@mlcompute attribute
🔌dp.kinect3
dp.oak
- signature
mlcompute ENGINE_STRING [ DEVICE_SUBSTRING | DEVICE_INDEX ]
- values
- directml 0 default
- examples
@mlcompute directml <- DirectML, first GPU
@mlcompute directml 1 <- DirectML, second GPU
@mlcompute directml "2070" <- DirectML, "2070" GPU
@mlcompute directml intel <- DirectML, "intel" GPU
@mlcompute directml rtx <- DirectML, "rtx" GPU
Machine learning compute engine and device. Enable multiple compute devices for different tasks using attributes like @mlcompute, @transcoder, and @opencl. For example…

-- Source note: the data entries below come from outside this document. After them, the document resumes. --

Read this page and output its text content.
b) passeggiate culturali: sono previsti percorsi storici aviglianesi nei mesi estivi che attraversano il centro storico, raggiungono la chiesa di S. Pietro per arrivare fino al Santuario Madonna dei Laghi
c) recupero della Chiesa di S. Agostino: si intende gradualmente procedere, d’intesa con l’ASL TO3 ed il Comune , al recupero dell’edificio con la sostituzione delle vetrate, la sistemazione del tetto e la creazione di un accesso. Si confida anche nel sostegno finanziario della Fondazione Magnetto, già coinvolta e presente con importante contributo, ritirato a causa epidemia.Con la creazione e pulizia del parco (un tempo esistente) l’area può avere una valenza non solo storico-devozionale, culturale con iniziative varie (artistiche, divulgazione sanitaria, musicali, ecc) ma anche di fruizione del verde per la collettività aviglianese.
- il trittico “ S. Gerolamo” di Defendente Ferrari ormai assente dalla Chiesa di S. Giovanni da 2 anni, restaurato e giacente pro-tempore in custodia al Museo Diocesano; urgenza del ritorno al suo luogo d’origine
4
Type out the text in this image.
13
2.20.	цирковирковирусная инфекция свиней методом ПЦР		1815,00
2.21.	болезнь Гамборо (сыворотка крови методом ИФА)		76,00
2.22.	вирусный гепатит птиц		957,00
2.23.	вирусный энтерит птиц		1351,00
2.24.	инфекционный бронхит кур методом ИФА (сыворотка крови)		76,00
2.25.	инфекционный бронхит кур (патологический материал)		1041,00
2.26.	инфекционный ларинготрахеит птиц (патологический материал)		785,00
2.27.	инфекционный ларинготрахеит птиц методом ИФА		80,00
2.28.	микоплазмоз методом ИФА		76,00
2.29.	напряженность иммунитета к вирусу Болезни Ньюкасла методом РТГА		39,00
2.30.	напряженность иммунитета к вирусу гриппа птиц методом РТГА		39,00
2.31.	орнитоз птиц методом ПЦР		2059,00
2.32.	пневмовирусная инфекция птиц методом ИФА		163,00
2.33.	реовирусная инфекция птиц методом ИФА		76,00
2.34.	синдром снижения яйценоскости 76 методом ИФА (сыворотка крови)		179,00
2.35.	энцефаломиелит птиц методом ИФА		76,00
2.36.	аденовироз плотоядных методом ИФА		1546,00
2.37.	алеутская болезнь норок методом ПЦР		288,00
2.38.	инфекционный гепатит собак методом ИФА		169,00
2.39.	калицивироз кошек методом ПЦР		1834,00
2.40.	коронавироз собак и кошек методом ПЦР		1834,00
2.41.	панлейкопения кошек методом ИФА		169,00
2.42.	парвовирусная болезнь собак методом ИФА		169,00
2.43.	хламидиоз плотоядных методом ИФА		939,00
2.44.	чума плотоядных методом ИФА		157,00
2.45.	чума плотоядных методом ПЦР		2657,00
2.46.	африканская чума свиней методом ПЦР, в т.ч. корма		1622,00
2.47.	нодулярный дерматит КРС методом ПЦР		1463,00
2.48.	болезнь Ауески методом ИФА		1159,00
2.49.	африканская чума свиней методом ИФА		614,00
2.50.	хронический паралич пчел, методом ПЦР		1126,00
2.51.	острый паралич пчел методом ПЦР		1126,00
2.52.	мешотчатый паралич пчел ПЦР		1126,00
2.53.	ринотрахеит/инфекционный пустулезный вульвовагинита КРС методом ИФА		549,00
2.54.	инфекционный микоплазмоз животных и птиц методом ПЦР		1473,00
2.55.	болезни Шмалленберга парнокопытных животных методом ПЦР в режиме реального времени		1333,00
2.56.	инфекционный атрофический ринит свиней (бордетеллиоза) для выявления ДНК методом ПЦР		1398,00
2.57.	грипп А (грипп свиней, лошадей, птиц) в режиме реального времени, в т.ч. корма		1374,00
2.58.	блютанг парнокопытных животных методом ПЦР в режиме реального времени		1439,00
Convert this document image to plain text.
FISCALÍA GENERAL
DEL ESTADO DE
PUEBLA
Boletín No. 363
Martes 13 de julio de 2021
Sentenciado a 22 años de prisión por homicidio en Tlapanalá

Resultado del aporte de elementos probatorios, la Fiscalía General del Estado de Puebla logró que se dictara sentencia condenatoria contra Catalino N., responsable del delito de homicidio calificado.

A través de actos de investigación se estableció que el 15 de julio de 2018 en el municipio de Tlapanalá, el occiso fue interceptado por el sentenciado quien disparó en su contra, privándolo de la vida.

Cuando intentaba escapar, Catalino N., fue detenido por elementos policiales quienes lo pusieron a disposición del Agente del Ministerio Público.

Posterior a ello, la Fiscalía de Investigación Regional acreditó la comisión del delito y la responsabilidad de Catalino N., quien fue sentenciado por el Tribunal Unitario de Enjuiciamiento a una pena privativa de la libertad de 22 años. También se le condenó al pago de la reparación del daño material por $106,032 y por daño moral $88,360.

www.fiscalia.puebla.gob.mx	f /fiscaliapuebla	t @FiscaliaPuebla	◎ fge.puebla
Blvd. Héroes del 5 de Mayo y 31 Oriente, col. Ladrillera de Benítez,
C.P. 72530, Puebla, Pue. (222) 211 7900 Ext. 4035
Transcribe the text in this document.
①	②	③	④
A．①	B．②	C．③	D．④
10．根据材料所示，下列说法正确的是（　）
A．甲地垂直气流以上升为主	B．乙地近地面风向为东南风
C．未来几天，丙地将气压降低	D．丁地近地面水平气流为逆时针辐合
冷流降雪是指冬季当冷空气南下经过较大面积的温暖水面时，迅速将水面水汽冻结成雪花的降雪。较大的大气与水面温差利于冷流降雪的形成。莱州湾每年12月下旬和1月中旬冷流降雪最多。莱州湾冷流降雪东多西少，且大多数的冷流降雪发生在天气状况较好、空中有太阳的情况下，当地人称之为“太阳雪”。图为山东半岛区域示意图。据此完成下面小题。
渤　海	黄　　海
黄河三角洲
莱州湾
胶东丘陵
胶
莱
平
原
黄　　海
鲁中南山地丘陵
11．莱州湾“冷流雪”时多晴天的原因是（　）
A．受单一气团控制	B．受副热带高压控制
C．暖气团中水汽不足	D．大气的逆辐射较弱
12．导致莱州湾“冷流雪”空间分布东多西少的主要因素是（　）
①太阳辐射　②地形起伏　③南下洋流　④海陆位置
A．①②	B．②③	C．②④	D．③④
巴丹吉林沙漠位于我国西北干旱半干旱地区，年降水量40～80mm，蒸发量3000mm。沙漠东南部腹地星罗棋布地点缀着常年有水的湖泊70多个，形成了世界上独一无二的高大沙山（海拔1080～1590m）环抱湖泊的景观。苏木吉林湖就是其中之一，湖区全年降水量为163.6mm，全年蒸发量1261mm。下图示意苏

- Track animals using a model on the discrete Nvidia GPU
@mlcompute nvidia
- Decode color frames on the Intel CPU harware decoder
@transcoder intelmedia
- Flip and undistort frames on integrated Intel GPU
@opencl intel
- and the remaining features run on your CPU
Test to discover which settings meet your needs for hardware, latency, and throughput. You can have significant performance improvements! 🙂
DirectML is built into Windows and requires no downloads. Other compute engines like CUDA and TensorRT are not tested or supported – use at your own risk.
📝 The second parameter of
@mlcompute
is the name of the device or the numeric index (starting with 0) of the device. Name of the device is recommended. The index may change because the Windows Graphics Performance Preference default is “Let Windows decide”. Windows may decide to change the order of GPUs and therefore the indices change. The index is consistent when you choose a Graphics Performance Preference. This setting is in Windows settings, System, Display, Graphics settings.
Performance
DirectML works very well across most GPUs. You may have a delay the first-time your model is started while the engine is optimizing it. Later starts should be quicker.